Arts & Culture | Community Service | Health
January 13, 2016
|Devon Bushie, participant of Returning to Spirit’s reconciliation workshop.
Devon Bushie admits he was drinking and partying too much back in 2012. He was suspended from work and his uncle insisted he go through Returning to Spirit
’s intensive reconciliation workshops.
Today, Mr. Bushie is a poised, thoughtful and confident individual. He has a steady job and a promotion looks likely soon. He’s in a solid relationship, he and his girlfriend have their own house, and he’s helping raise his 7-year-old stepson. Among the young men he grew up with on Hollow Water First Nation, he says he is the only one who is not in a gang, in jail or dead.

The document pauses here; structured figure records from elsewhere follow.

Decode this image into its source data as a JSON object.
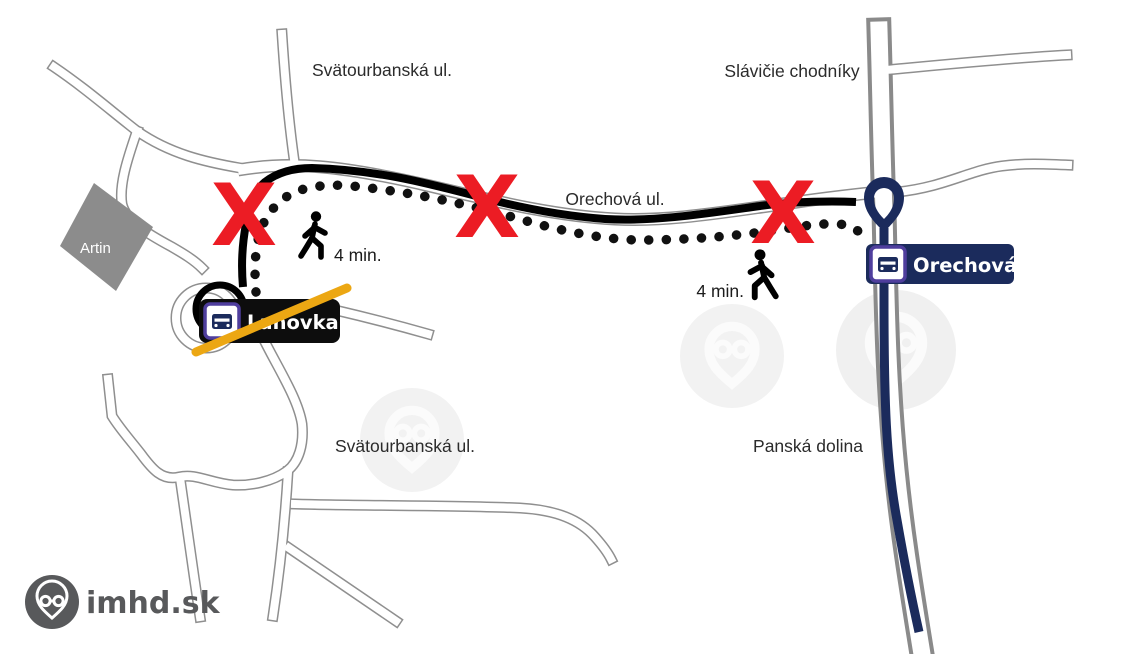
{
  "map": {
    "streets": {
      "svatourbanska_top": "Svätourbanská ul.",
      "slavicie_chodniky": "Slávičie chodníky",
      "orechova_ul": "Orechová ul.",
      "svatourbanska_bottom": "Svätourbanská ul.",
      "panska_dolina": "Panská dolina"
    },
    "building": {
      "artin": "Artin"
    },
    "stops": {
      "lanovka": {
        "name": "Lanovka",
        "status": "closed (crossed out)"
      },
      "orechova": {
        "name": "Orechová",
        "status": "active replacement stop"
      }
    },
    "walking": {
      "west_label": "4 min.",
      "east_label": "4 min."
    },
    "markers": {
      "closed_x_glyph": "X"
    },
    "legend_semantics": {
      "black_line": "closed bus route",
      "dotted_line": "walking path",
      "navy_line": "diverted route / stop position"
    },
    "icons": [
      "bus-stop-icon",
      "pedestrian-icon",
      "stop-pin-icon",
      "imhd-logo-icon",
      "watermark-pin-icon"
    ],
    "colors": {
      "closure_x": "#ec1c24",
      "closed_route": "#000000",
      "diversion_route": "#1b2b5c",
      "stop_flag_navy": "#1b2b5c",
      "stop_flag_black": "#0d0d0d",
      "strike_gold": "#eca713",
      "bus_icon_border": "#4f3e9d",
      "road_casing": "#8f8f8f",
      "building_gray": "#8c8c8c",
      "brand_gray": "#58595b"
    }
  },
  "branding": {
    "logo_text": "imhd.sk"
  }
}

Returning to Spirit offers two-stage, multi-day workshops designed to address the painful intergenerational impacts of residential schools. For both Indigenous and non-Indigenous participants, the goal is reconciliation – within individuals and between peoples. Workshops help build healthy relationships and shift conversations from resentment and blame to hope and opportunity.

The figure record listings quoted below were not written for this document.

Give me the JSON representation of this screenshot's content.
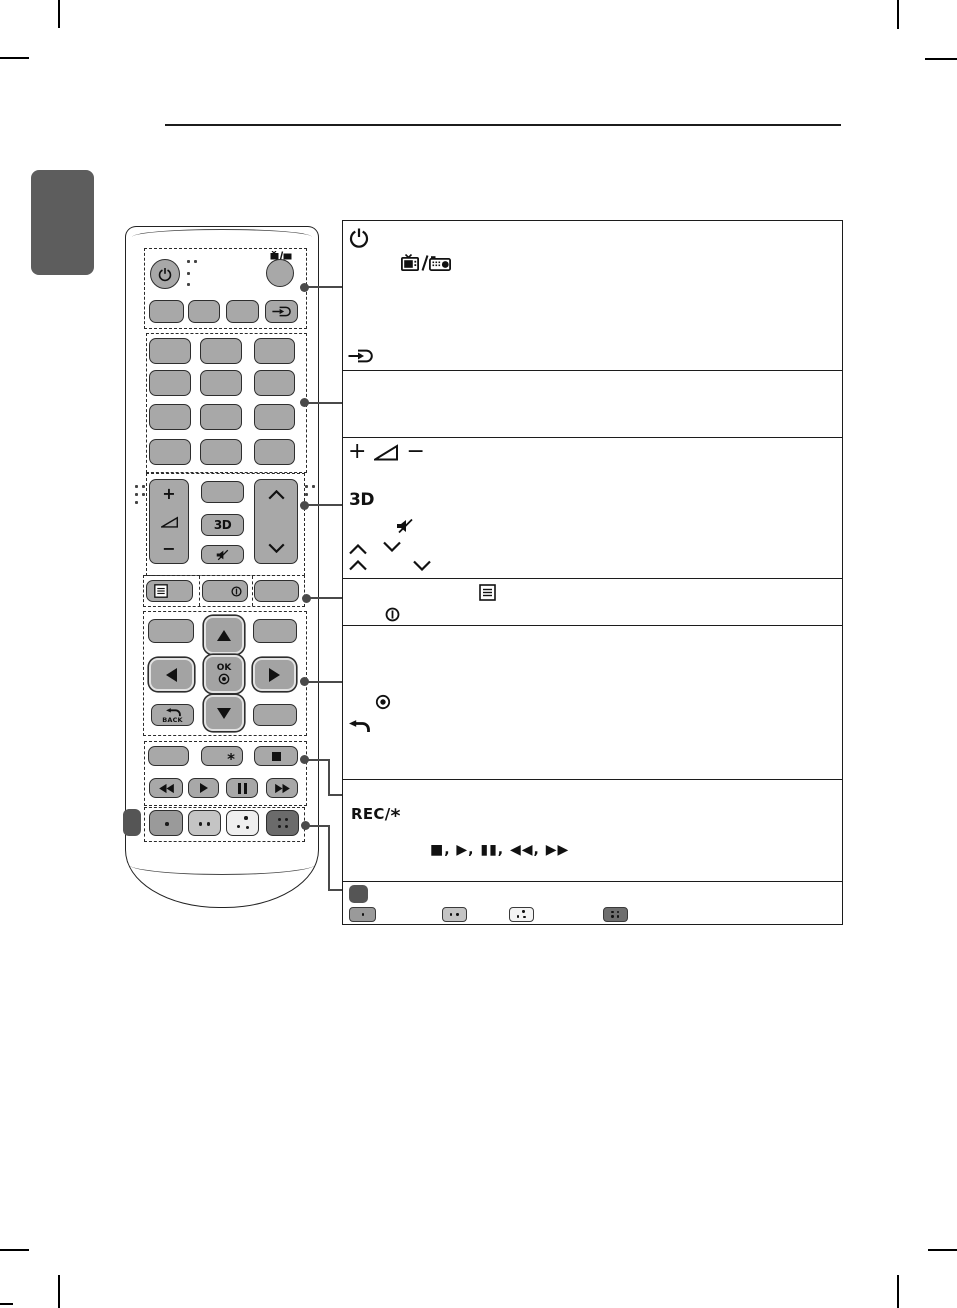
{
  "page": {
    "kind": "remote-control-description-page",
    "section_tab_color": "#5d5d5d",
    "line_color": "#1c1c1c"
  },
  "remote": {
    "labels": {
      "threed": "3D",
      "ok": "OK",
      "back": "BACK",
      "vol_plus": "+",
      "vol_minus": "−"
    },
    "icons": [
      "power-icon",
      "tv-radio-icon",
      "input-icon",
      "volume-wedge-icon",
      "3d-icon",
      "mute-icon",
      "chevron-up-icon",
      "chevron-down-icon",
      "menu-icon",
      "info-icon",
      "up-arrow-icon",
      "down-arrow-icon",
      "left-arrow-icon",
      "right-arrow-icon",
      "ok-target-icon",
      "back-arrow-icon",
      "rec-asterisk-icon",
      "stop-icon",
      "rewind-icon",
      "play-icon",
      "pause-icon",
      "fast-forward-icon",
      "one-dot-button-icon",
      "two-dot-button-icon",
      "three-dot-button-icon",
      "four-dot-button-icon",
      "side-button-icon"
    ]
  },
  "table": {
    "rows": [
      {
        "id": "power-tvrad-input",
        "icons": [
          "power-icon",
          "tv-radio-icon",
          "input-icon"
        ]
      },
      {
        "id": "number-buttons",
        "icons": []
      },
      {
        "id": "volume-3d-mute-channel",
        "vol_plus": "+",
        "vol_minus": "−",
        "threed_label": "3D",
        "icons": [
          "volume-plus-icon",
          "volume-wedge-icon",
          "volume-minus-icon",
          "3d-icon",
          "mute-icon",
          "chevron-up-icon",
          "chevron-down-icon",
          "chevron-up-icon",
          "chevron-down-icon"
        ]
      },
      {
        "id": "menu-info",
        "icons": [
          "menu-icon",
          "info-icon"
        ]
      },
      {
        "id": "ok-back",
        "icons": [
          "ok-target-icon",
          "back-arrow-icon"
        ]
      },
      {
        "id": "rec-playback",
        "rec_label": "REC/",
        "rec_symbol": "*",
        "playback_sequence": "■, ▶, ▮▮, ◀◀, ▶▶",
        "icons": [
          "stop-icon",
          "play-icon",
          "pause-icon",
          "rewind-icon",
          "fast-forward-icon"
        ]
      },
      {
        "id": "color-buttons",
        "icons": [
          "side-button-icon",
          "one-dot-button-icon",
          "two-dot-button-icon",
          "three-dot-button-icon",
          "four-dot-button-icon"
        ]
      }
    ]
  }
}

Thanks to the program, Mr. Bushie says he feels whole as a person. He was able to tackle the root cause of his drinking, express gratitude to the grandfather who raised him, and build strong relationships.
Now, he’s helping others do the same. Mr. Bushie is working to become a trainer with Returning to Spirit, empowering youth to change their lives through the program that changed his.
A grant from Community Building Funds is helping Returning to Spirit provide more reconciliation workshops to Winnipeggers. Community Building Funds have been built by donors from all walks of life to serve a wide range of community needs.